Ihre Romane wurden mehrfach ausgezeichnet. 2021 bekam sie den Evangelischen Buchpreis für ihren Roman „Die Unschärfe der Welt“.

 

Die Jury vergab den Preis mit dieser Begründung: „Was für ein Reichtum begegnet uns in diesem Buch. Es ist Zeitgeschichte, Liebesgeschichte, Familienerzählung in einem. Voller Poesie und philosophisch noch dazu. „Die Unschärfe der Welt“ erzählt vom Leben eines Pfarrers und seiner Familie während der kommunistischen Diktatur in Rumänien. Es gilt, den Alltag mit seinen Freuden und Widrigkeiten zu bewältigen, die Angst vor der Unterdrückung und Verfolgung durch den Geheimdienst auszuhalten, Armut und Mangel zu bestehen.
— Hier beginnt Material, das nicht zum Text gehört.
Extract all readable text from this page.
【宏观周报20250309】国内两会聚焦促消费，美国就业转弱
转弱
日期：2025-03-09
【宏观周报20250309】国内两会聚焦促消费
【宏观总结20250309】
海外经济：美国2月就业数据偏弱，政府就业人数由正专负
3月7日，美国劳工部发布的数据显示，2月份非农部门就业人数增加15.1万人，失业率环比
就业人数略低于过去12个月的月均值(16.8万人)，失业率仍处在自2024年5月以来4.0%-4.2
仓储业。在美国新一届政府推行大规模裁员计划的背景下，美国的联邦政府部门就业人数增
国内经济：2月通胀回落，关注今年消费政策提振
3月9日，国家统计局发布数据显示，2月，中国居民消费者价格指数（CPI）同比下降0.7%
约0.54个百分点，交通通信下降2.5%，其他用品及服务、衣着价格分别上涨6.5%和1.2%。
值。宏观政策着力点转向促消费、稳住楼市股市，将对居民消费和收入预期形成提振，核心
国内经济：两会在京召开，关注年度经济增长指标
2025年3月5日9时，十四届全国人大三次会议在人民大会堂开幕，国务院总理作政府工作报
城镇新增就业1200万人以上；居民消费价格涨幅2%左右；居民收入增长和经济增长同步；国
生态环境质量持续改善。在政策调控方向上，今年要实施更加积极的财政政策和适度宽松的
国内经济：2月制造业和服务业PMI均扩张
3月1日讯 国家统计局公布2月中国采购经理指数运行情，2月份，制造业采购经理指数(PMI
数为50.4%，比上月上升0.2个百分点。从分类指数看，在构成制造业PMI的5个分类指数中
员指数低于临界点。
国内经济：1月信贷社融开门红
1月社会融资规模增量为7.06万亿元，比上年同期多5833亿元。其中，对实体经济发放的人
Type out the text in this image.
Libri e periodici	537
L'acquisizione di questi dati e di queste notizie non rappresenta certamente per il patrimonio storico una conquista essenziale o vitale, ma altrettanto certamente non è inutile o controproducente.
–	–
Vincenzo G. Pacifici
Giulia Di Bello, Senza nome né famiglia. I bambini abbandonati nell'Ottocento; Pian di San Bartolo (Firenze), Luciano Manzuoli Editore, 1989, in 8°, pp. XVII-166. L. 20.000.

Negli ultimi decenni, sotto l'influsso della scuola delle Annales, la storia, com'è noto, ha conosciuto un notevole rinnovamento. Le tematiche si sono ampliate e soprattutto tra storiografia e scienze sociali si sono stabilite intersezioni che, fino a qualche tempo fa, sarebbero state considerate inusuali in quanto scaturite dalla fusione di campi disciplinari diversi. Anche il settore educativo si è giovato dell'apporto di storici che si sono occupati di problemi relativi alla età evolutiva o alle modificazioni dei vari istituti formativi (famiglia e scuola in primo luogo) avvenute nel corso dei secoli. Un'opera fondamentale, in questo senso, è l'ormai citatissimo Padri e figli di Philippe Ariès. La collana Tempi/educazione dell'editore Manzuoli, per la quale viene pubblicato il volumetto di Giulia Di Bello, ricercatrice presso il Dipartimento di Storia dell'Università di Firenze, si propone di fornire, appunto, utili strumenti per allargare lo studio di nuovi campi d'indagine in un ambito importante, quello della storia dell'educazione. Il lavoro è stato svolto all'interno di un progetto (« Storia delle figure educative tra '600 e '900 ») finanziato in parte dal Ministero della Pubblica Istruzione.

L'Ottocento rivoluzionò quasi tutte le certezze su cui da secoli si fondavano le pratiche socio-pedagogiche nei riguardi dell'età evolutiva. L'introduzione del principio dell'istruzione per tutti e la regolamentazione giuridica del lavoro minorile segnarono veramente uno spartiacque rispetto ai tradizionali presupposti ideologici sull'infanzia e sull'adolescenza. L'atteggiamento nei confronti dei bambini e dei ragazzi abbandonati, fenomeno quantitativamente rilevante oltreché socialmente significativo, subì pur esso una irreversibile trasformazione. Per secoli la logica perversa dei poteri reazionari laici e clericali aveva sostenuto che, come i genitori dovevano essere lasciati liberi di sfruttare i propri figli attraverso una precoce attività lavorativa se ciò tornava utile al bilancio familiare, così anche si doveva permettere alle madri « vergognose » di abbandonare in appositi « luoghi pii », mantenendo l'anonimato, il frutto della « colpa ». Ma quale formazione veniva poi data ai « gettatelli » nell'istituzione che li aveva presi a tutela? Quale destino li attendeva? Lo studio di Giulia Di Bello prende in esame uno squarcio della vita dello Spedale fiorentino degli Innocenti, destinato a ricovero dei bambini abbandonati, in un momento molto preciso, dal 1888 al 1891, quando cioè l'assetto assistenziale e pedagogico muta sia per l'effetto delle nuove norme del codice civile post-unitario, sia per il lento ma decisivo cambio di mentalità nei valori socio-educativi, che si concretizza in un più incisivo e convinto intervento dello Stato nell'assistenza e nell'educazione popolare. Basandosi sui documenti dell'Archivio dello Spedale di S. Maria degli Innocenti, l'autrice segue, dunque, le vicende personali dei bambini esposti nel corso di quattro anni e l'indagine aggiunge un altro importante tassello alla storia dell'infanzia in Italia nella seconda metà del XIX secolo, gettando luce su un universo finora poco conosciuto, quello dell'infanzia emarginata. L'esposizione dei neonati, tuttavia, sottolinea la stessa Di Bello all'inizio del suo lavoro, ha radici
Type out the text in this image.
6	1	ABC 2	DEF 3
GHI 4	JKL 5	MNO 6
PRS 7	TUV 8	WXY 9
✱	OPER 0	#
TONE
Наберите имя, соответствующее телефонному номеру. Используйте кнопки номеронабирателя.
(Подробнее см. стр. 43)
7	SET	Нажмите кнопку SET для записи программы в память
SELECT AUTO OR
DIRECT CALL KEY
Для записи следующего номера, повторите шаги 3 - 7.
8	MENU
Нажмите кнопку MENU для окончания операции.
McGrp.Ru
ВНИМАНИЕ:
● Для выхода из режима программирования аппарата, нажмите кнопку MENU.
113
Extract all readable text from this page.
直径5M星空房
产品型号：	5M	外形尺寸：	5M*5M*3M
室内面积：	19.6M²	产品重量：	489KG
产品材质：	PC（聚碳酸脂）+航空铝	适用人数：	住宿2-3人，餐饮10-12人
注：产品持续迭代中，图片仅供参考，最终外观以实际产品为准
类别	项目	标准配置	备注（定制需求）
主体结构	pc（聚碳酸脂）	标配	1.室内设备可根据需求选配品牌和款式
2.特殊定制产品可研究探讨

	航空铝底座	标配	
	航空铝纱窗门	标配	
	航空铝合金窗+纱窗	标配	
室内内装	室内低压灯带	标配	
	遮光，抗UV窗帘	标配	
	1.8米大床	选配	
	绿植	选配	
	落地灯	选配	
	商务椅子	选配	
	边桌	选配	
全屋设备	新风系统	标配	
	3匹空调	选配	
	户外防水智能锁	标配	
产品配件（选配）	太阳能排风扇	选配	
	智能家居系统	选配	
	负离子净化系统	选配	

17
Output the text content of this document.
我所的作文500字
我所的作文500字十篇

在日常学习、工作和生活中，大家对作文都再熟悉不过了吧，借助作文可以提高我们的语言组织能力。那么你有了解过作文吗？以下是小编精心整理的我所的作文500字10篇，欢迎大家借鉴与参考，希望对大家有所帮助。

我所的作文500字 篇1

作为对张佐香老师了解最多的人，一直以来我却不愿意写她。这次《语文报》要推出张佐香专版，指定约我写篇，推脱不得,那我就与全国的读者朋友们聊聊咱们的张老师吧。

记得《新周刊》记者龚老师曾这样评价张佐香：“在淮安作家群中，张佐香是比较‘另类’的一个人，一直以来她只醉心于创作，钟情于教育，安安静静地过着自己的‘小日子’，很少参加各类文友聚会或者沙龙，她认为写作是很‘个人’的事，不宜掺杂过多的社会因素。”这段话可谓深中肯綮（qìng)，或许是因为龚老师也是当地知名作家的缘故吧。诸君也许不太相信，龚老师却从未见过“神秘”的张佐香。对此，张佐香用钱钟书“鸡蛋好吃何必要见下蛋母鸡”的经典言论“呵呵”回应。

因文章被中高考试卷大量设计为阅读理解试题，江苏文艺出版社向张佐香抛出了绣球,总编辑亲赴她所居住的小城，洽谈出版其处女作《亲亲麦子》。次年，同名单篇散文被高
Der Roman erzählt zugleich von der Liebe. Wie sie entsteht und wächst, wie sie verloren geht, wie sie sich in der Routine einrichtet, wie sie verraten wird und wie sie auch eine Trennung überdauert.

Mit nüchternem Blick und großer Zartheit lässt Iris Wolff uns an den Menschen und ihren Entdeckungen der Liebe teilhaben.“

 

Frau Wolff ließ die Zuhörer mit ihrer sympathischen Art dann teilhaben an den Wendungen, Träumen und dem sehr realistischen Blick auf das Leben.

 

Sie machte neugierig auf den gesamten Inhalt des Buches, das auch eine große Liebeserklärung an das Leben ist. Dabei ging sie auf die Personen der Handlung ein, auf eigene Kindeserinnerungen und auf eine ganz besondere Person, die in keinem ihrer Bücher fehlen darf, die Großmutter.

 

Die einzelnen Lese-Passagen wurden von wunderbaren Piano-Klängen unterbrochen, die Irina Binder passend ausgewählt hatte und gekonnt vortrug.

 

Den Schluss dieses besonderen Abends bildeten persönliche Gespräche mit der Autorin. Sie hatte das Interesse vieler Zuhörer geweckt, das Buch in voller Länge zu genießen. Mit einer besonderen Widmung von Iris Wolff konnten sie Bücher mit nach Hause zu nehmen.

 

Gerne wieder eine solche Veranstaltung, die mit den nötigen Abstandsregelungen hinsichtlich der Besucherzahl voll ausgeschöpft wurde.